Tintenfische der Tiefsee:Sex - egal mit wem

In der Dunkelheit der Tiefsee paaren sich männliche Kalmare offenbar mit jedem, dem sie begegnen. Es könnte ja ein Weibchen sein - und das Leben ist zu kurz, um wählerisch zu sein.

Was macht man, wenn man in der finsteren Tiefe der Meere die meiste Zeit vergeblich nach Paarungspartnern sucht oder gar nicht erkennt, ob es sich um ein Männchen oder Weibchen handelt?
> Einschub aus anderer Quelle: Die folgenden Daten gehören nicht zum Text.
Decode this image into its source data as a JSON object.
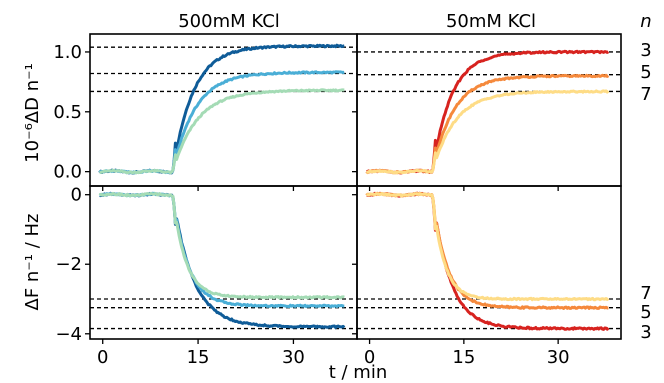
{
  "panel_titles": [
    "500mM KCl",
    "50mM KCl"
  ],
  "n_header": "n",
  "n_labels_top": [
    "3",
    "5",
    "7"
  ],
  "n_labels_bottom": [
    "7",
    "5",
    "3"
  ],
  "ylabel_top": "10⁻⁶ΔD n⁻¹",
  "ylabel_bottom": "ΔF n⁻¹ / Hz",
  "xlabel": "t / min",
  "colors": {
    "kcl500": {
      "n3": "#0f5c98",
      "n5": "#4aaed6",
      "n7": "#a4dbb5"
    },
    "kcl50": {
      "n3": "#d7231f",
      "n5": "#f5893c",
      "n7": "#fedc86"
    },
    "dashed": "#000000"
  },
  "chart_data": [
    {
      "type": "line",
      "title": "500mM KCl",
      "panel": "top-left",
      "xlim": [
        -2,
        40
      ],
      "ylim": [
        -0.12,
        1.15
      ],
      "xticks": [
        0,
        15,
        30
      ],
      "yticks": [
        0.0,
        0.5,
        1.0
      ],
      "ytick_labels": [
        "0.0",
        "0.5",
        "1.0"
      ],
      "hlines": [
        1.04,
        0.82,
        0.67
      ],
      "series": [
        {
          "key": "n3",
          "plateau": 1.05,
          "step_time": 11,
          "tau": 3.2
        },
        {
          "key": "n5",
          "plateau": 0.83,
          "step_time": 11,
          "tau": 3.5
        },
        {
          "key": "n7",
          "plateau": 0.68,
          "step_time": 11,
          "tau": 3.8
        }
      ]
    },
    {
      "type": "line",
      "title": "50mM KCl",
      "panel": "top-right",
      "xlim": [
        -2,
        40
      ],
      "ylim": [
        -0.12,
        1.15
      ],
      "xticks": [
        0,
        15,
        30
      ],
      "yticks": [
        0.0,
        0.5,
        1.0
      ],
      "hlines": [
        1.0,
        0.81,
        0.67
      ],
      "series": [
        {
          "key": "n3",
          "plateau": 1.0,
          "step_time": 10,
          "tau": 3.0
        },
        {
          "key": "n5",
          "plateau": 0.8,
          "step_time": 10,
          "tau": 3.3
        },
        {
          "key": "n7",
          "plateau": 0.67,
          "step_time": 10,
          "tau": 3.6
        }
      ]
    },
    {
      "type": "line",
      "title": "500mM KCl",
      "panel": "bottom-left",
      "xlim": [
        -2,
        40
      ],
      "ylim": [
        -4.15,
        0.25
      ],
      "xticks": [
        0,
        15,
        30
      ],
      "yticks": [
        0,
        -2,
        -4
      ],
      "ytick_labels": [
        "0",
        "−2",
        "−4"
      ],
      "xtick_labels": [
        "0",
        "15",
        "30"
      ],
      "hlines": [
        -3.0,
        -3.25,
        -3.85
      ],
      "series": [
        {
          "key": "n3",
          "plateau": -3.8,
          "step_time": 11,
          "tau": 3.2
        },
        {
          "key": "n5",
          "plateau": -3.2,
          "step_time": 11,
          "tau": 2.4
        },
        {
          "key": "n7",
          "plateau": -2.95,
          "step_time": 11,
          "tau": 2.0
        }
      ]
    },
    {
      "type": "line",
      "title": "50mM KCl",
      "panel": "bottom-right",
      "xlim": [
        -2,
        40
      ],
      "ylim": [
        -4.15,
        0.25
      ],
      "xticks": [
        0,
        15,
        30
      ],
      "yticks": [
        0,
        -2,
        -4
      ],
      "xtick_labels": [
        "0",
        "15",
        "30"
      ],
      "hlines": [
        -3.0,
        -3.25,
        -3.85
      ],
      "series": [
        {
          "key": "n3",
          "plateau": -3.85,
          "step_time": 10,
          "tau": 2.8
        },
        {
          "key": "n5",
          "plateau": -3.25,
          "step_time": 10,
          "tau": 2.3
        },
        {
          "key": "n7",
          "plateau": -3.0,
          "step_time": 10,
          "tau": 1.8
        }
      ]
    }
  ]
}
Tintenfisch Octopoteuthis deletron

Ein Tintenfisch der Art Octopoteuthis deletron, aufgenommen von einem ferngesteuerten Tauchgerät des Monterey Bay Aquarium Research Institute, in 854 Metern Tiefe. An den Fangarmen kann man als weiße Punkte die Spermienbehälter sehen.

(Foto: dpa)

Jedenfalls wird man nicht gerade wählerisch, wie Wissenschaftler jetzt an Tintenfischen beobachtet haben. Alles, was irgendwie als Artgenosse identifiziert wird, nutzen männliche Tiefsee-Kalmare der Art Octopoteuthis deletron offenbar als Sexpartner. Sie versahen sowohl Weibchen als auch Männchen mit ihrem Spermienpaket - obwohl dies im letzten Fall natürlich biologisch sinnlos ist.
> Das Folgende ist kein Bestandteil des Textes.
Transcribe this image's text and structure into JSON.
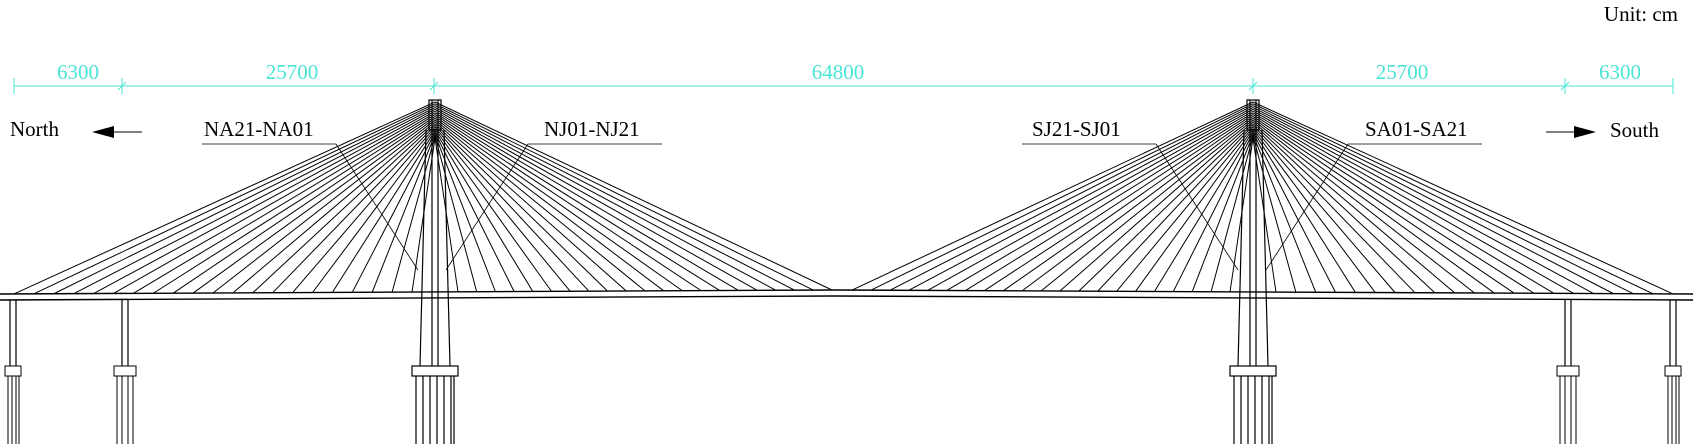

Über die Tiefsee-Tintenfische ist nur wenig bekannt. Hin und wieder wird ein Tier angeschwemmt oder von Fischern gefangen. Doch über ihr Verhalten erfährt man dadurch natürlich nur wenig. Auch die wenigen Filmaufnahmen brachten bislang wenig Aufschluss.

Bislang weiß man, dass die männlichen Tintenfische einen besonderen Tentakel dazu benutzen, eine sogenannte Spermatophore auf einem Weibchen abzulegen. Dabei handelt es sich um kleine, mit Spermien gefüllte Behälter. Die Samen dringen von dort in das Gewebe der Weibchen ein.
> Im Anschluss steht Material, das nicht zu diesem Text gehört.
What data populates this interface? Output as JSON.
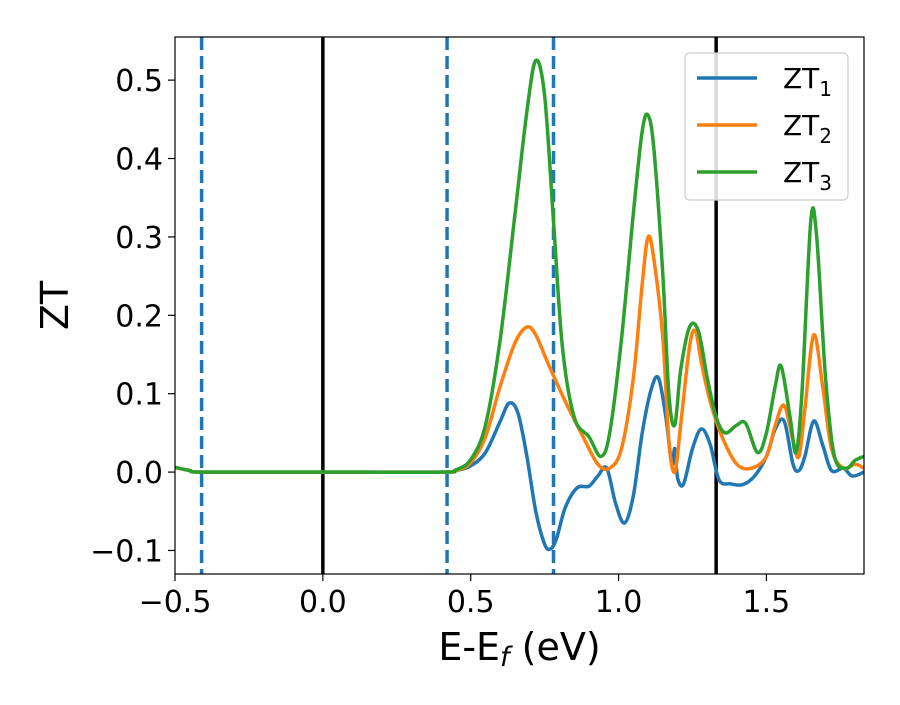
{
  "chart_data": {
    "type": "line",
    "xlabel": "E-E",
    "xlabel_sub": "f",
    "xlabel_unit": " (eV)",
    "ylabel": "ZT",
    "xlim": [
      -0.5,
      1.83
    ],
    "ylim": [
      -0.13,
      0.555
    ],
    "grid": false,
    "legend_position": "top-right",
    "xticks": [
      -0.5,
      0.0,
      0.5,
      1.0,
      1.5
    ],
    "xtick_labels": [
      "−0.5",
      "0.0",
      "0.5",
      "1.0",
      "1.5"
    ],
    "yticks": [
      -0.1,
      0.0,
      0.1,
      0.2,
      0.3,
      0.4,
      0.5
    ],
    "ytick_labels": [
      "−0.1",
      "0.0",
      "0.1",
      "0.2",
      "0.3",
      "0.4",
      "0.5"
    ],
    "vlines_dashed": {
      "color": "#1f77b4",
      "x": [
        -0.41,
        0.42,
        0.78
      ]
    },
    "vlines_solid": {
      "color": "#000000",
      "x": [
        0.0,
        1.33
      ]
    },
    "series": [
      {
        "name": "ZT",
        "name_sub": "1",
        "color": "#1f77b4",
        "points": [
          [
            -0.5,
            0.006
          ],
          [
            -0.45,
            0.002
          ],
          [
            -0.4,
            0.0
          ],
          [
            0.0,
            0.0
          ],
          [
            0.4,
            0.0
          ],
          [
            0.45,
            0.002
          ],
          [
            0.5,
            0.008
          ],
          [
            0.55,
            0.025
          ],
          [
            0.6,
            0.065
          ],
          [
            0.63,
            0.088
          ],
          [
            0.66,
            0.075
          ],
          [
            0.69,
            0.02
          ],
          [
            0.72,
            -0.05
          ],
          [
            0.75,
            -0.092
          ],
          [
            0.77,
            -0.098
          ],
          [
            0.79,
            -0.085
          ],
          [
            0.82,
            -0.045
          ],
          [
            0.86,
            -0.02
          ],
          [
            0.9,
            -0.018
          ],
          [
            0.93,
            -0.005
          ],
          [
            0.96,
            0.005
          ],
          [
            0.99,
            -0.04
          ],
          [
            1.02,
            -0.065
          ],
          [
            1.05,
            -0.03
          ],
          [
            1.08,
            0.05
          ],
          [
            1.11,
            0.105
          ],
          [
            1.135,
            0.12
          ],
          [
            1.16,
            0.07
          ],
          [
            1.18,
            0.01
          ],
          [
            1.19,
            0.03
          ],
          [
            1.2,
            -0.008
          ],
          [
            1.22,
            -0.015
          ],
          [
            1.25,
            0.03
          ],
          [
            1.28,
            0.055
          ],
          [
            1.31,
            0.035
          ],
          [
            1.34,
            -0.01
          ],
          [
            1.38,
            -0.015
          ],
          [
            1.42,
            -0.016
          ],
          [
            1.46,
            -0.005
          ],
          [
            1.5,
            0.02
          ],
          [
            1.53,
            0.055
          ],
          [
            1.56,
            0.065
          ],
          [
            1.59,
            0.01
          ],
          [
            1.61,
            0.002
          ],
          [
            1.63,
            0.02
          ],
          [
            1.66,
            0.065
          ],
          [
            1.69,
            0.035
          ],
          [
            1.72,
            0.002
          ],
          [
            1.76,
            0.005
          ],
          [
            1.79,
            -0.005
          ],
          [
            1.83,
            0.0
          ]
        ]
      },
      {
        "name": "ZT",
        "name_sub": "2",
        "color": "#ff7f0e",
        "points": [
          [
            -0.5,
            0.006
          ],
          [
            -0.45,
            0.002
          ],
          [
            -0.4,
            0.0
          ],
          [
            0.0,
            0.0
          ],
          [
            0.4,
            0.0
          ],
          [
            0.45,
            0.002
          ],
          [
            0.5,
            0.012
          ],
          [
            0.55,
            0.045
          ],
          [
            0.6,
            0.11
          ],
          [
            0.65,
            0.165
          ],
          [
            0.69,
            0.185
          ],
          [
            0.72,
            0.175
          ],
          [
            0.76,
            0.14
          ],
          [
            0.82,
            0.09
          ],
          [
            0.88,
            0.045
          ],
          [
            0.93,
            0.01
          ],
          [
            0.97,
            0.005
          ],
          [
            1.01,
            0.03
          ],
          [
            1.05,
            0.12
          ],
          [
            1.08,
            0.24
          ],
          [
            1.1,
            0.3
          ],
          [
            1.12,
            0.27
          ],
          [
            1.15,
            0.17
          ],
          [
            1.17,
            0.04
          ],
          [
            1.19,
            0.0
          ],
          [
            1.21,
            0.06
          ],
          [
            1.24,
            0.16
          ],
          [
            1.26,
            0.18
          ],
          [
            1.28,
            0.14
          ],
          [
            1.31,
            0.09
          ],
          [
            1.35,
            0.045
          ],
          [
            1.4,
            0.01
          ],
          [
            1.45,
            0.005
          ],
          [
            1.5,
            0.02
          ],
          [
            1.53,
            0.06
          ],
          [
            1.56,
            0.085
          ],
          [
            1.59,
            0.04
          ],
          [
            1.61,
            0.02
          ],
          [
            1.63,
            0.08
          ],
          [
            1.66,
            0.175
          ],
          [
            1.69,
            0.11
          ],
          [
            1.72,
            0.03
          ],
          [
            1.76,
            0.005
          ],
          [
            1.8,
            0.01
          ],
          [
            1.83,
            0.005
          ]
        ]
      },
      {
        "name": "ZT",
        "name_sub": "3",
        "color": "#2ca02c",
        "points": [
          [
            -0.5,
            0.006
          ],
          [
            -0.45,
            0.002
          ],
          [
            -0.4,
            0.0
          ],
          [
            0.0,
            0.0
          ],
          [
            0.4,
            0.0
          ],
          [
            0.45,
            0.003
          ],
          [
            0.5,
            0.016
          ],
          [
            0.55,
            0.06
          ],
          [
            0.6,
            0.17
          ],
          [
            0.65,
            0.33
          ],
          [
            0.69,
            0.46
          ],
          [
            0.72,
            0.525
          ],
          [
            0.75,
            0.48
          ],
          [
            0.78,
            0.32
          ],
          [
            0.81,
            0.16
          ],
          [
            0.85,
            0.07
          ],
          [
            0.9,
            0.045
          ],
          [
            0.94,
            0.02
          ],
          [
            0.97,
            0.05
          ],
          [
            1.01,
            0.17
          ],
          [
            1.05,
            0.33
          ],
          [
            1.08,
            0.435
          ],
          [
            1.1,
            0.455
          ],
          [
            1.12,
            0.41
          ],
          [
            1.15,
            0.25
          ],
          [
            1.17,
            0.1
          ],
          [
            1.19,
            0.06
          ],
          [
            1.21,
            0.13
          ],
          [
            1.24,
            0.185
          ],
          [
            1.27,
            0.18
          ],
          [
            1.3,
            0.12
          ],
          [
            1.33,
            0.07
          ],
          [
            1.36,
            0.05
          ],
          [
            1.4,
            0.06
          ],
          [
            1.43,
            0.062
          ],
          [
            1.47,
            0.025
          ],
          [
            1.5,
            0.05
          ],
          [
            1.53,
            0.11
          ],
          [
            1.55,
            0.135
          ],
          [
            1.58,
            0.07
          ],
          [
            1.6,
            0.025
          ],
          [
            1.62,
            0.1
          ],
          [
            1.65,
            0.32
          ],
          [
            1.67,
            0.3
          ],
          [
            1.7,
            0.12
          ],
          [
            1.73,
            0.02
          ],
          [
            1.77,
            0.005
          ],
          [
            1.8,
            0.015
          ],
          [
            1.83,
            0.02
          ]
        ]
      }
    ]
  }
}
Henk-Jan Hoving und seine Kollegen vom Monterrey Bay Aquarium Research Institute in Moss Landing, Kalifornien, haben allerdings beobachtet, dass auch männliche Tiere, die in Fischernetze geraten waren, ebenfalls mit Spermatophoren besetzt waren. Woher diese stammten, war unklar.

Die Wissenschaftler setzten deshalb ferngesteuerte U-Boote ein, um die Kalmare in ihrer natürlichen Umgebung in bis zu 800 Metern Tiefe zu filmen - mit Erfolg, wie sie nun im Fachmagazin Biology Letters berichten.

Kurzes Leben, billiger Sex

108 Exemplare nahmen sie zwischen 1992 und 2011 auf und bei 39 Tieren konnten sie das Geschlecht identifizieren: 19 waren Weibchen und 20 Männchen.

Tintenfisch Octopoteuthis deletron

Hier machen die Spermatophoren Sinn: Ein weiblicher Octopoteuthis deletron.

(Foto: dpa)

Bei zehn der weiblichen und neun der männlichen Tiere saßen Samenpakete auf der Haut. Und die Kalmare hatten sich nicht selbst mit den Spermatophoren ausgestattet, denn diese saßen auch an Stellen, die die Tiere selbst nicht erreichen konnten.

Im Dunkeln, so der Schluss der Forscher, nutzen die Männchen einfach jede Gelegenheit, sich mit allem, was vielleicht ein Weibchen sein könnte, zu paaren.

Schließlich produzieren sie riesige Mengen von Spermatophoren, so dass es sie billiger kommt, einige an Männchen zu verschwenden, als ein Weibchen zu verpassen. Vor allem, weil sie aufgrund ihrer begrenzten Lebenszeit nur wenig Gelegenheit haben, sich überhaupt zu paaren.